Die Mur fließt die Mur hinab

23. 9. 2007 // // Kategorie Randnotizen 2007

lendplatz

Melancholie in Graz findet keinen Platz. Sogar der Lendplatz hat sich gründlich verschlossen. Ich denk an den Lendplatz vor einigen Jahren zurück, als ich hier das erste Mal landete, nachts nach einer langen Oulipo-Lesung bei den Minoriten, und nachdem ich die Autoren ihre Rollköfferchen ins Hotel Feichtringer verschleppen betrachtete, blieb mir nichts als eine kühle Herbstnacht wie diese und keine Ahnung, wo die Jugendherberge sein mochte.
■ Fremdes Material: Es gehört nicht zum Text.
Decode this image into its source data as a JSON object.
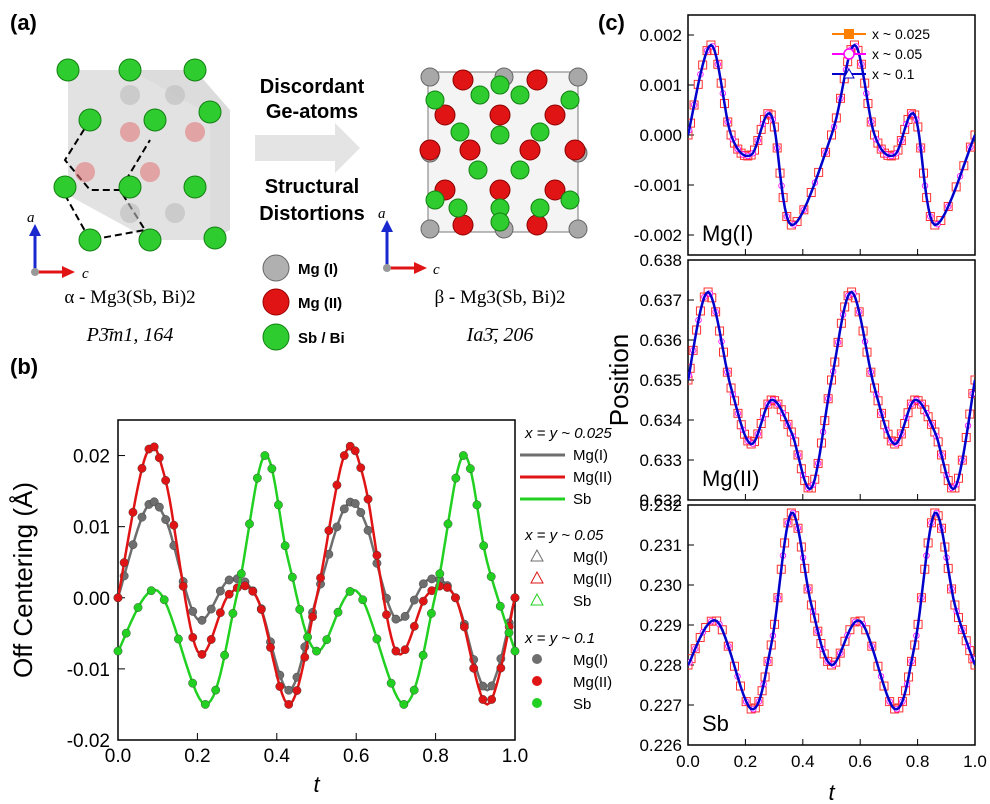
{
  "panels": {
    "a": {
      "label": "(a)",
      "arrow_top": "Discordant Ge-atoms",
      "arrow_top_l1": "Discordant",
      "arrow_top_l2": "Ge-atoms",
      "arrow_bottom_l1": "Structural",
      "arrow_bottom_l2": "Distortions",
      "axis_a": "a",
      "axis_c": "c",
      "alpha_name": "α - Mg3(Sb, Bi)2",
      "alpha_group": "P3̄m1, 164",
      "beta_name": "β - Mg3(Sb, Bi)2",
      "beta_group": "Ia3̄, 206",
      "legend": [
        {
          "label": "Mg (I)",
          "color": "#a8a8a8"
        },
        {
          "label": "Mg (II)",
          "color": "#e01010"
        },
        {
          "label": "Sb / Bi",
          "color": "#2ecc2e"
        }
      ]
    },
    "b": {
      "label": "(b)"
    },
    "c": {
      "label": "(c)"
    }
  },
  "colors": {
    "mg1": "#6e6e6e",
    "mg2": "#e01414",
    "sb": "#22d022",
    "c_025": "#ff7f00",
    "c_05": "#ff00ff",
    "c_1": "#0000cc",
    "c_025_open": "#ff3030"
  },
  "chart_data": [
    {
      "type": "line",
      "panel": "b",
      "title": "",
      "xlabel": "t",
      "ylabel": "Off Centering (Å)",
      "xlim": [
        0.0,
        1.0
      ],
      "ylim": [
        -0.02,
        0.025
      ],
      "xticks": [
        "0.0",
        "0.2",
        "0.4",
        "0.6",
        "0.8",
        "1.0"
      ],
      "yticks": [
        "-0.02",
        "-0.01",
        "0.00",
        "0.01",
        "0.02"
      ],
      "legend_groups": [
        {
          "title": "x = y ~ 0.025",
          "style": "line",
          "entries": [
            "Mg(I)",
            "Mg(II)",
            "Sb"
          ]
        },
        {
          "title": "x = y ~ 0.05",
          "style": "open-triangle",
          "entries": [
            "Mg(I)",
            "Mg(II)",
            "Sb"
          ]
        },
        {
          "title": "x = y ~ 0.1",
          "style": "filled-circle",
          "entries": [
            "Mg(I)",
            "Mg(II)",
            "Sb"
          ]
        }
      ],
      "series": [
        {
          "name": "Mg(I)",
          "color": "#6e6e6e",
          "x": [
            0.0,
            0.07,
            0.12,
            0.2,
            0.28,
            0.35,
            0.43,
            0.5,
            0.57,
            0.62,
            0.7,
            0.78,
            0.85,
            0.93,
            1.0
          ],
          "y": [
            0.0,
            0.0125,
            0.011,
            -0.003,
            0.0025,
            0.0,
            -0.013,
            0.0,
            0.0125,
            0.011,
            -0.003,
            0.0025,
            0.0,
            -0.013,
            0.0
          ]
        },
        {
          "name": "Mg(II)",
          "color": "#e01414",
          "x": [
            0.0,
            0.07,
            0.12,
            0.2,
            0.28,
            0.35,
            0.43,
            0.5,
            0.57,
            0.62,
            0.7,
            0.78,
            0.85,
            0.93,
            1.0
          ],
          "y": [
            0.0,
            0.02,
            0.0165,
            -0.0075,
            0.0005,
            0.0,
            -0.015,
            0.0,
            0.02,
            0.0165,
            -0.0075,
            0.0005,
            0.0,
            -0.015,
            0.0
          ]
        },
        {
          "name": "Sb",
          "color": "#22d022",
          "x": [
            0.0,
            0.1,
            0.22,
            0.3,
            0.37,
            0.43,
            0.5,
            0.6,
            0.72,
            0.8,
            0.87,
            0.93,
            1.0
          ],
          "y": [
            -0.0075,
            0.001,
            -0.015,
            0.0005,
            0.02,
            0.005,
            -0.0075,
            0.001,
            -0.015,
            0.0005,
            0.02,
            0.005,
            -0.0075
          ]
        }
      ]
    },
    {
      "type": "line",
      "panel": "c-top",
      "inset_label": "Mg(I)",
      "ylabel": "Position",
      "xlim": [
        0.0,
        1.0
      ],
      "ylim": [
        -0.0024,
        0.0024
      ],
      "yticks": [
        "0.002",
        "0.001",
        "0.000",
        "-0.001",
        "-0.002"
      ],
      "legend": [
        "x ~ 0.025",
        "x ~ 0.05",
        "x ~ 0.1"
      ],
      "series": [
        {
          "name": "x ~ 0.1",
          "x": [
            0.0,
            0.08,
            0.15,
            0.22,
            0.29,
            0.36,
            0.5,
            0.58,
            0.65,
            0.72,
            0.79,
            0.86,
            1.0
          ],
          "y": [
            0.0,
            0.0018,
            0.0,
            -0.0004,
            0.0004,
            -0.0018,
            0.0,
            0.0018,
            0.0,
            -0.0004,
            0.0004,
            -0.0018,
            0.0
          ]
        }
      ]
    },
    {
      "type": "line",
      "panel": "c-middle",
      "inset_label": "Mg(II)",
      "xlim": [
        0.0,
        1.0
      ],
      "ylim": [
        0.632,
        0.638
      ],
      "yticks": [
        "0.638",
        "0.637",
        "0.636",
        "0.635",
        "0.634",
        "0.633",
        "0.632"
      ],
      "series": [
        {
          "name": "x ~ 0.1",
          "x": [
            0.0,
            0.07,
            0.15,
            0.22,
            0.29,
            0.36,
            0.43,
            0.5,
            0.57,
            0.65,
            0.72,
            0.79,
            0.86,
            0.93,
            1.0
          ],
          "y": [
            0.635,
            0.6372,
            0.6348,
            0.6334,
            0.6345,
            0.6337,
            0.6323,
            0.635,
            0.6372,
            0.6348,
            0.6334,
            0.6345,
            0.6337,
            0.6323,
            0.635
          ]
        }
      ]
    },
    {
      "type": "line",
      "panel": "c-bottom",
      "inset_label": "Sb",
      "xlabel": "t",
      "xlim": [
        0.0,
        1.0
      ],
      "ylim": [
        0.226,
        0.232
      ],
      "xticks": [
        "0.0",
        "0.2",
        "0.4",
        "0.6",
        "0.8",
        "1.0"
      ],
      "yticks": [
        "0.232",
        "0.231",
        "0.230",
        "0.229",
        "0.228",
        "0.227",
        "0.226"
      ],
      "series": [
        {
          "name": "x ~ 0.1",
          "x": [
            0.0,
            0.1,
            0.22,
            0.29,
            0.36,
            0.43,
            0.5,
            0.6,
            0.72,
            0.79,
            0.86,
            0.93,
            1.0
          ],
          "y": [
            0.228,
            0.2291,
            0.2269,
            0.2285,
            0.2318,
            0.2295,
            0.228,
            0.2291,
            0.2269,
            0.2285,
            0.2318,
            0.2295,
            0.228
          ]
        }
      ]
    }
  ]
}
Und da griffen mich ein paar nette Jungs auf, die bei einem Stand jobbten, der eben zumachte nach einem Fest, und wir hatten Bier und ich redete nicht viel, der alte Säufer Erich rettete einen Igel und schließlich hatte einer ein Bett frei, wirklich, ein ganzes leerstehendes Zimmer in seiner WG. Es waren sehr nette Jungs, die BWL studierten oder Sport oder Technologie, was man als junger sportlicher integrer Steirer eben studiert, und jetzt frage ich mich, was die wohl machen, ziehen mit ihren Freundinnen zusammen oder mit dem ersten größeren Job nach China, die Jovialität hat sich verfestigt, der Bauchansatz bestätigt, die Freundin ist schwanger, nächstes Jahr will er den Marathon mitlaufen.

melancholie

Melancholie in Graz findet keinen Platz. Ich schlich den inoffiziellen Fußweg den Fluss entlang, fand eine Stelle zum Lesen, einen kleinen Pseudostrand, las, las mit heftiger Begeisterung Anne Carson, Autobiography of Red, das mir Manuela am Vorabend geborgt oder geschenkt hatte. Aufblickend mehrmals die Überbelichtung des gegenüberliegenden Ufers, gerade so lange, um den letzten Abschnitt ruhen zu lassen, dann sofort weiter. Ich habe einen Ausschlag an den Unterarmen, ganz neu und leicht, bloß angeschwollene Poren, die jucken, ob vom Waschmittel der Bettwäsche, von der Kunst, von der Grazer Luft – die mir hochbehagt – , vom Schilcher Sturm, oder bloß vom Verlangen nach Berlin und dem Engelrücken dort. Jeden Tag lasse ich das Fenster sperrangelweit offen, meine Dinge übers Bett verstreut, und wenn ich abends zurückkomme, ist alles zivilisiert und ich finds nicht. Von draußen kommt die Schwärze, Handygespräche und Musikfetzen, Eels. Das Kinderstück war doch recht oberflächlich und lieb, ich vermisste die Abgründe, erinnerte mich daran, wie meine kleine Schwester mit dreizehn die Fürstin Orsina in Emilia Galotti spielte. Beim Tanz der Normalen war ich zu langsam, um noch reinzukommen. Ich war zwar wie eine Zahnradbahn auf Speed die Sporgasse hinaufgelaufen, doch angesichts der Menschentraube in The Theatre wollte ich die Ungelassenheit, mit der ich die lieben Festivalleute vor dem Kinderstück um ein Papierticket schickaniert hatte, nicht wiederholen, sondern bestellte mir ein Bier. Und wiewohl ich das Bier rasant aussoff, war es nicht schnell genug, die Saloontüren aus gelbgetränktem Baustellenstoff gingen vor mir zu und nicht wieder auf. “Gelb. Du kennst mich gar nicht. Gelb. Gelb.” – so Carson. Immerhin konnte ich den versehentlich aus guten Intentionen mitgenommenen Kugelschreiber an den sanftmauligen Berliner zurückgeben. Mich hält hier gar nichts mehr, Berno und Manuela, die zwei schönen Menschen, sind weg. Ich kann mich nur mehr als unbekannes Gegenteil und melancholischer Schatten vom hellauf dauerbegeisterten Mårten Spångberg in diesem Festival ex negativo bewegen. Vielleicht kein notwendiger Gegenpol, aber ein Luxus, das immerhin. Wenn sie sich mich schon leisten als griesgrämige Kommentatorin, dann putz ich mir mal die Vogelscheiße von der Jacke und mache weiter.